«Демократическая парижская жизнь» уже давно не текла молоком и медом.
Мои родственники, оказывается, находились на грани развода, дядюшке было решительно не до меня, а я так и не попытался хоть под конец притвориться, что проблемы Иисуса и апостола Павла меня занимают. Костя был добр ко мне, но я его все больше раздражал, надоел ему до последней степени. Моя поглощенность Парижем и равнодушие к дядюшке были непростительны, но что спрашивать с советского человека, которого «пустили». Но до сих пор — нет уже на свете милого Кости — я испытываю перед ним неловкость, хотя он, скорее всего, с его пылкостью и забывчивостью, и не вспоминал о том лете, так много значившем для меня.
Незадолго до отъезда я еще совершил путешествие по замкам Луары, куда Костя обещал поехать со мною. Видимо, ему было уже совершенно не до меня, он хмуро купил мне автобусный тур. Благодаря этой поездке в моей парижской жизни возникла неожиданная романтическая ситуация, что сделало разлуку с Францией еще печальнее.
В середине августа, в разгар жары, вдруг пахнýло осенью — в Люксембургском саду стала ржаво-бурой ссохшаяся на солнце листва, листья сыпались и в черную воду фонтана Медичи, от осликов, на которых катались дети, пахло — почему-то грустно — цирком, невидимый ребенок рыдал безутешно, и строгая мама повторяла назидательно, но ласково: «Jean-Michel ne pleure jamais, Jean-Michel ne pleure jamais!»[1]
За несколько дней до моего отъезда Мэри и Костя устроили в Монлоньоне пышный прием — в целях поддержания светских отношений с возможными покупателями. Был фуршет с невиданными и вполне по-русски изобильными яствами, дорогие вина, музыка играла, свет лился на темную августовскую траву лужаек, я в тоске ходил по саду, горестно размышляя о скором — и, конечно, навсегда — отъезде.
«21. VIII.72. 7 ч. Последнее парижское кафе.

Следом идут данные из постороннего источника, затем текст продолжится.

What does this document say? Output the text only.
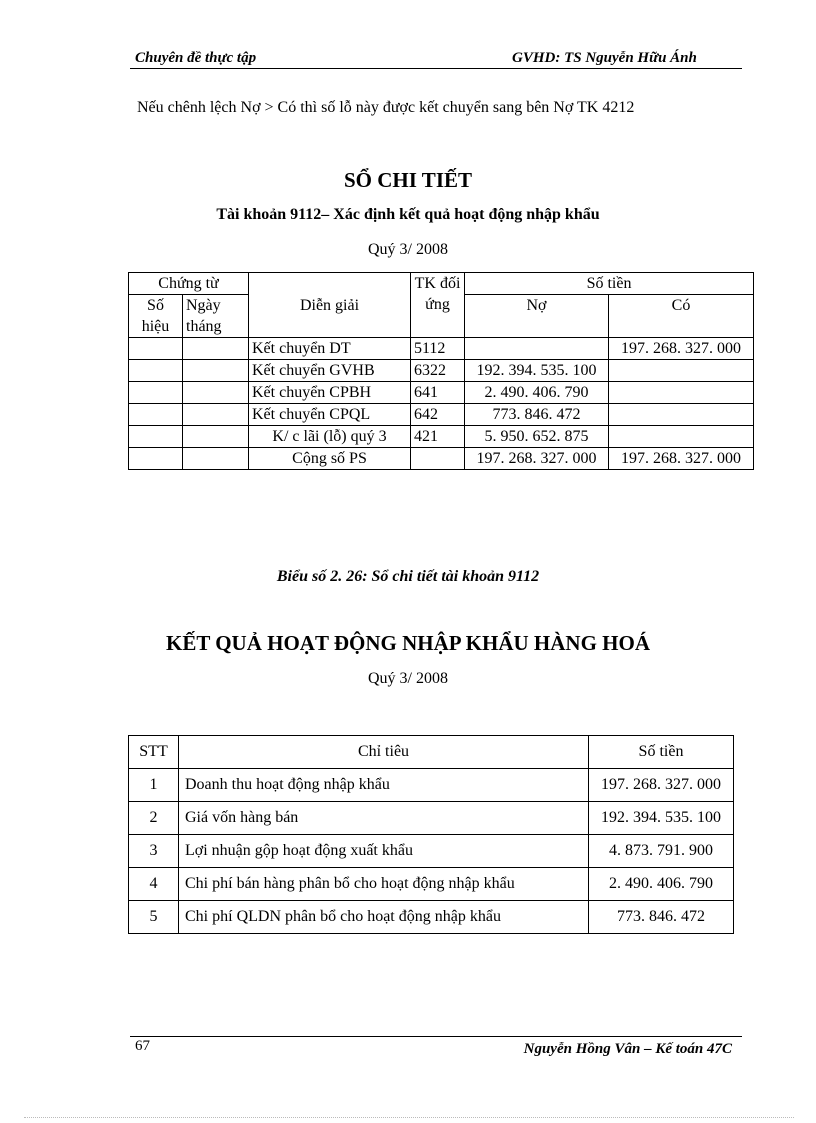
Chuyên đề thực tập	GVHD: TS Nguyễn Hữu Ánh
Nếu chênh lệch Nợ > Có thì số lỗ này được kết chuyển sang bên Nợ TK 4212
SỔ CHI TIẾT
Tài khoản 9112– Xác định kết quả hoạt động nhập khẩu
Quý 3/ 2008
Chứng từ		Diễn giải	TK đối ứng	Số tiền	
Số hiệu	Ngày tháng			Nợ	Có
		Kết chuyển DT	5112		197. 268. 327. 000
		Kết chuyển GVHB	6322	192. 394. 535. 100	
		Kết chuyển CPBH	641	2. 490. 406. 790	
		Kết chuyển CPQL	642	773. 846. 472	
		K/ c lãi (lỗ) quý 3	421	5. 950. 652. 875	
		Cộng số PS		197. 268. 327. 000	197. 268. 327. 000
Biểu số 2. 26: Sổ chi tiết tài khoản 9112
KẾT QUẢ HOẠT ĐỘNG NHẬP KHẨU HÀNG HOÁ
Quý 3/ 2008
STT	Chỉ tiêu	Số tiền
1	Doanh thu hoạt động nhập khẩu	197. 268. 327. 000
2	Giá vốn hàng bán	192. 394. 535. 100
3	Lợi nhuận gộp hoạt động xuất khẩu	4. 873. 791. 900
4	Chi phí bán hàng phân bổ cho hoạt động nhập khẩu	2. 490. 406. 790
5	Chi phí QLDN phân bổ cho hoạt động nhập khẩu	773. 846. 472
67	Nguyễn Hồng Vân – Kế toán 47C
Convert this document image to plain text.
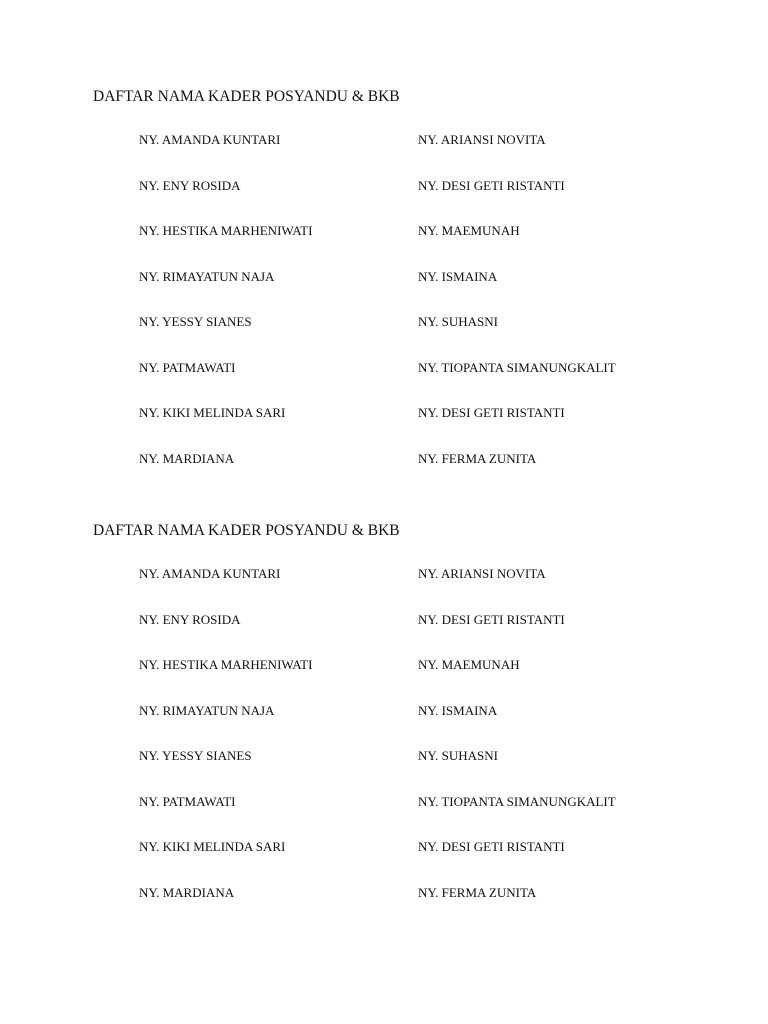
DAFTAR NAMA KADER POSYANDU & BKB
NY. AMANDA KUNTARI	NY. ARIANSI NOVITA
NY. ENY ROSIDA	NY. DESI GETI RISTANTI
NY. HESTIKA MARHENIWATI	NY. MAEMUNAH
NY. RIMAYATUN NAJA	NY. ISMAINA
NY. YESSY SIANES	NY. SUHASNI
NY. PATMAWATI	NY. TIOPANTA SIMANUNGKALIT
NY. KIKI MELINDA SARI	NY. DESI GETI RISTANTI
NY. MARDIANA	NY. FERMA ZUNITA
DAFTAR NAMA KADER POSYANDU & BKB
NY. AMANDA KUNTARI	NY. ARIANSI NOVITA
NY. ENY ROSIDA	NY. DESI GETI RISTANTI
NY. HESTIKA MARHENIWATI	NY. MAEMUNAH
NY. RIMAYATUN NAJA	NY. ISMAINA
NY. YESSY SIANES	NY. SUHASNI
NY. PATMAWATI	NY. TIOPANTA SIMANUNGKALIT
NY. KIKI MELINDA SARI	NY. DESI GETI RISTANTI
NY. MARDIANA	NY. FERMA ZUNITA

Я его помню — где-то около набережной Мессажери, помню хозяина в красных подтяжках, синеглазого, небритого, с длинным галльским носом, выцветшую рекламу дюбоне, лампу из старой бутылки на стойке. Там я теперь без горделивой дрожи в голосе (вот, мол, по-французски говорю!) спросил яичницу (œufs au plat) и кофе, потом еще воды бадуа, все это было подано с уже ставшей привычной и веселой любезностью. И вдруг понял: этого не будет больше никогда, никогда…
7 ч. 15 м. И почти белое, низкое, платиновое солнце за Триумфальной аркой, светло провожающее меня, — осенняя платина над Парижем.
Мы говорили с ним (Парижем), перебивая друг друга, нам мешали магазины и родственники, но, как в истинной любви, были мгновения все искупающего полного счастья».